Oh Rabbku, di mana letak salahku?
Hingga aku...
Tak mampu menakar akal
Mengukur pikir
Mengeja duga
Hingga hati kian keruh
Aku tergerus nafsu

.
.
.

Sungguh, melibatkan perasaan pada orang lain begitu menyesakkan jika tak diiringi dengan kepasrahan pada Sang Penggenggam Hati. Bukan aku tak pernah diuji pada hal yang sama, melainkan ini butir soal yang juga membuatku hilang kemudi. Ah, tak masalah. 

Kini dadaku telah cukup lapang menerima semua. Aku dan ikhlas yang sempat berjarak kini kembali erat. Dekat. Mungkin aku sempat lupa, bagaimana dan seperti apa ikhlas itu. Sekalipun begitu banyak teori-teori ikhlas mengitari otakku. 

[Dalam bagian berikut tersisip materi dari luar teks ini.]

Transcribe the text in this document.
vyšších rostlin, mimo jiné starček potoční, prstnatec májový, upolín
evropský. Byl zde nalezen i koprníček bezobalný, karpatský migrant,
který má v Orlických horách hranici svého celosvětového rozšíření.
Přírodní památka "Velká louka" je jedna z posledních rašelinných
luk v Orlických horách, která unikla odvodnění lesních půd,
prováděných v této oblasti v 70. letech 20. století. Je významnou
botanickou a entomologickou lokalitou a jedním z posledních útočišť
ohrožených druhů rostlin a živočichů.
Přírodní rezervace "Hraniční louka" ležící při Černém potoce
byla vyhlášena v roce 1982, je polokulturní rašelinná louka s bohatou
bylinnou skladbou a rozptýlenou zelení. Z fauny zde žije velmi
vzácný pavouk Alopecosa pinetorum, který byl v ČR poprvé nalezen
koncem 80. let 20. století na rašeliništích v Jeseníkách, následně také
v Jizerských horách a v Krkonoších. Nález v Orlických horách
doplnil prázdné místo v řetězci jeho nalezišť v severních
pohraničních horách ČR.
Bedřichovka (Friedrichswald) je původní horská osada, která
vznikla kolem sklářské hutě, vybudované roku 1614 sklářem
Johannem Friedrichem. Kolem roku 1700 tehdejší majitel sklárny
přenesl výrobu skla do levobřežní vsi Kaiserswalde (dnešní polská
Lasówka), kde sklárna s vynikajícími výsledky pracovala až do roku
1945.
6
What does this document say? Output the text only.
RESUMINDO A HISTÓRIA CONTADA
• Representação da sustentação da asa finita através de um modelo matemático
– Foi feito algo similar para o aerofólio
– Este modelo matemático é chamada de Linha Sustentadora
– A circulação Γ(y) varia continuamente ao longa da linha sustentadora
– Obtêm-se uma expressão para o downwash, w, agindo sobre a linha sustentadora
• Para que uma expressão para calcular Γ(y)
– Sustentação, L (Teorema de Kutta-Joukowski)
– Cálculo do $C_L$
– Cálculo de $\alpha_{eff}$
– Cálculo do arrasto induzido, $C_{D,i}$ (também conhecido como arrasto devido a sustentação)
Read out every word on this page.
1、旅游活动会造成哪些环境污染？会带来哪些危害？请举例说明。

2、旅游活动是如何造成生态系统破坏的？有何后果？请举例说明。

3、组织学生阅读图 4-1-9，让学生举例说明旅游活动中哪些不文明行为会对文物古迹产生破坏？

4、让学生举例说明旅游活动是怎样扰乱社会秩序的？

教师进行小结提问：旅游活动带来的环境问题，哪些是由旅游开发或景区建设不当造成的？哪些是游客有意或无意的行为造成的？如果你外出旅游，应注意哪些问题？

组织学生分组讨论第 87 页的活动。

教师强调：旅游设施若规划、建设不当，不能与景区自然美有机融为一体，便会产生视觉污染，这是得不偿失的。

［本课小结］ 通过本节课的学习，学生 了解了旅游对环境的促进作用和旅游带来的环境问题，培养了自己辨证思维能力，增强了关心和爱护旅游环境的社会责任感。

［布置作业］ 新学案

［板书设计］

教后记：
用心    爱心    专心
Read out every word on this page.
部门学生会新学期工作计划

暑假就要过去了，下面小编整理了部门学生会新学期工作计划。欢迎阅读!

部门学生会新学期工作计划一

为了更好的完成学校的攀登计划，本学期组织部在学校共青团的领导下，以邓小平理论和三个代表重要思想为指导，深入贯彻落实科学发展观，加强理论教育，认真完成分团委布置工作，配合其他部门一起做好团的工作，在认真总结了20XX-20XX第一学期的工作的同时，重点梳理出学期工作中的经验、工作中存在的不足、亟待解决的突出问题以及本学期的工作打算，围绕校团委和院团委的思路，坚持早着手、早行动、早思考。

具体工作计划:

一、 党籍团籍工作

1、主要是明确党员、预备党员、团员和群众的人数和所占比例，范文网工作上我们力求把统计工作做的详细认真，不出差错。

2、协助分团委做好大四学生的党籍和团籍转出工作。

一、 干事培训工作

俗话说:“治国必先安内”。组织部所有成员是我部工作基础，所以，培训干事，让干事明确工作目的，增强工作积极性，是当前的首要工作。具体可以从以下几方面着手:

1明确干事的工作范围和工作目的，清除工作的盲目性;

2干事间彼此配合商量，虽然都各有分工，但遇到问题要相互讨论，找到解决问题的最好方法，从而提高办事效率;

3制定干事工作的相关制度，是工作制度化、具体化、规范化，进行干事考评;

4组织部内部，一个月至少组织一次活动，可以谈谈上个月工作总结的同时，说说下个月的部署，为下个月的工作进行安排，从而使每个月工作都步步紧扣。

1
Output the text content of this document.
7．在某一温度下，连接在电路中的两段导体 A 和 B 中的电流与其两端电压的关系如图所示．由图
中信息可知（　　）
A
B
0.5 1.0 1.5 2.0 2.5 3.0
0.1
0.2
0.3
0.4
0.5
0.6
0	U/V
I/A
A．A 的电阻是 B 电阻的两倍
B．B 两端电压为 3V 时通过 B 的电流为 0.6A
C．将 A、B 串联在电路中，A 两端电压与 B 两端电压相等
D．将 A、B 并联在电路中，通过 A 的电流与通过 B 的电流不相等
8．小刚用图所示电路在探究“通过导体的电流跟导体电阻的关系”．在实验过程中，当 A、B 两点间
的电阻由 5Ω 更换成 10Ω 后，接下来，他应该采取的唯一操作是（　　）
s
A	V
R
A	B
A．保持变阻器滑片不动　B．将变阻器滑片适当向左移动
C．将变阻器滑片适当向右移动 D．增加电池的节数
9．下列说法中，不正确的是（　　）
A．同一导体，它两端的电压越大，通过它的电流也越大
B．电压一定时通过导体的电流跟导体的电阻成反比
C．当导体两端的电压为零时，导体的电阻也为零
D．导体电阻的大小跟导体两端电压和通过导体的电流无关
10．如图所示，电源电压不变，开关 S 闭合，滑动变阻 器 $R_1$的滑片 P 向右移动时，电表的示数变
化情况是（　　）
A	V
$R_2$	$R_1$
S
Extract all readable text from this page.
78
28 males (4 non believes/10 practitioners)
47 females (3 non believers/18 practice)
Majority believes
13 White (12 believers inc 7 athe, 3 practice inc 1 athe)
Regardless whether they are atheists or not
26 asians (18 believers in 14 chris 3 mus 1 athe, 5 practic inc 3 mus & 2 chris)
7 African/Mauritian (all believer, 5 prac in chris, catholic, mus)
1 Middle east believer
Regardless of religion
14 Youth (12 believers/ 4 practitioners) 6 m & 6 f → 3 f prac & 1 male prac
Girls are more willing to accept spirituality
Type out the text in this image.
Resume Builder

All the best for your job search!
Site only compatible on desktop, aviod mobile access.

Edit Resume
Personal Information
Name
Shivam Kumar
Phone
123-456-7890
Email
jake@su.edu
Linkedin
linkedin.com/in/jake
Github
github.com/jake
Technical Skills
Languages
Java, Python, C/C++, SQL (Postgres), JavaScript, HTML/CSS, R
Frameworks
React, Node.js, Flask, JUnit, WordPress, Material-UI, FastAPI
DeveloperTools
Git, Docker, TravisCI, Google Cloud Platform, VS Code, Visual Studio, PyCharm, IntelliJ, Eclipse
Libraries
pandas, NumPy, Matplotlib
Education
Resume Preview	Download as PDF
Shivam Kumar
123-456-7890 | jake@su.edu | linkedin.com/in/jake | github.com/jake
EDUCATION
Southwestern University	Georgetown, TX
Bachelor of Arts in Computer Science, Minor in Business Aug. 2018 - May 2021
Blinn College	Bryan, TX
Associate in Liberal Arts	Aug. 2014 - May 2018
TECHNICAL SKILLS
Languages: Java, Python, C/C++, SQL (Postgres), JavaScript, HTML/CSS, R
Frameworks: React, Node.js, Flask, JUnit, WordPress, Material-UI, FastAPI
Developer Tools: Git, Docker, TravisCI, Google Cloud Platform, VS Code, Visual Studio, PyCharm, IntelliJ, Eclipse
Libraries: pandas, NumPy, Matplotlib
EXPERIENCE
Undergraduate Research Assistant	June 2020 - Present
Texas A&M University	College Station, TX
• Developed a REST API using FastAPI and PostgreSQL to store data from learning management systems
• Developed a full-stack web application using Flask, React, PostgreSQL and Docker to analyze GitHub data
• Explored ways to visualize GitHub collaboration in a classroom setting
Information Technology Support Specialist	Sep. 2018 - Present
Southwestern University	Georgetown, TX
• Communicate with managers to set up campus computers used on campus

Juga pada nasihat yang kudapati dari seorang murabbi yang teramat jauh, namun begitu menyegarkan dahaga, menjernihkan keruhnya jiwa, dan mengembalikan lurusnya niat yang sempat berbelok dari jalurnya. Allah. :(

Begitu sulit ujian dari-Mu Ya Rabb, namun aku kembali yakin bahwa hanya Engkaulah yang akan menuntun diriku untuk menyelesaikan semua soal-soal dari-Mu.

Akhirnya aku hanya mampu bersyukur, Engkau beri aku sedikit masalah untuk kembali mendekati-Mu, memohon petunjuk-Mu, dan mengurai dosa di hadapan-Mu. Allah.

.
.
.

Kini, 
Tak ingin menggenggam erat lagi, 
Kuserahkan pada-Mu, Rabbi
Karena tanganku tak akan mampu mengeratkan genggamanku sendiri

Dan yang secara tak sengaja,
Bagaimana seorang hamba dengan lancangnya, bertitah
Ingin memegang kendali hati tanpa melibatkan Sang Penggenggam Hati?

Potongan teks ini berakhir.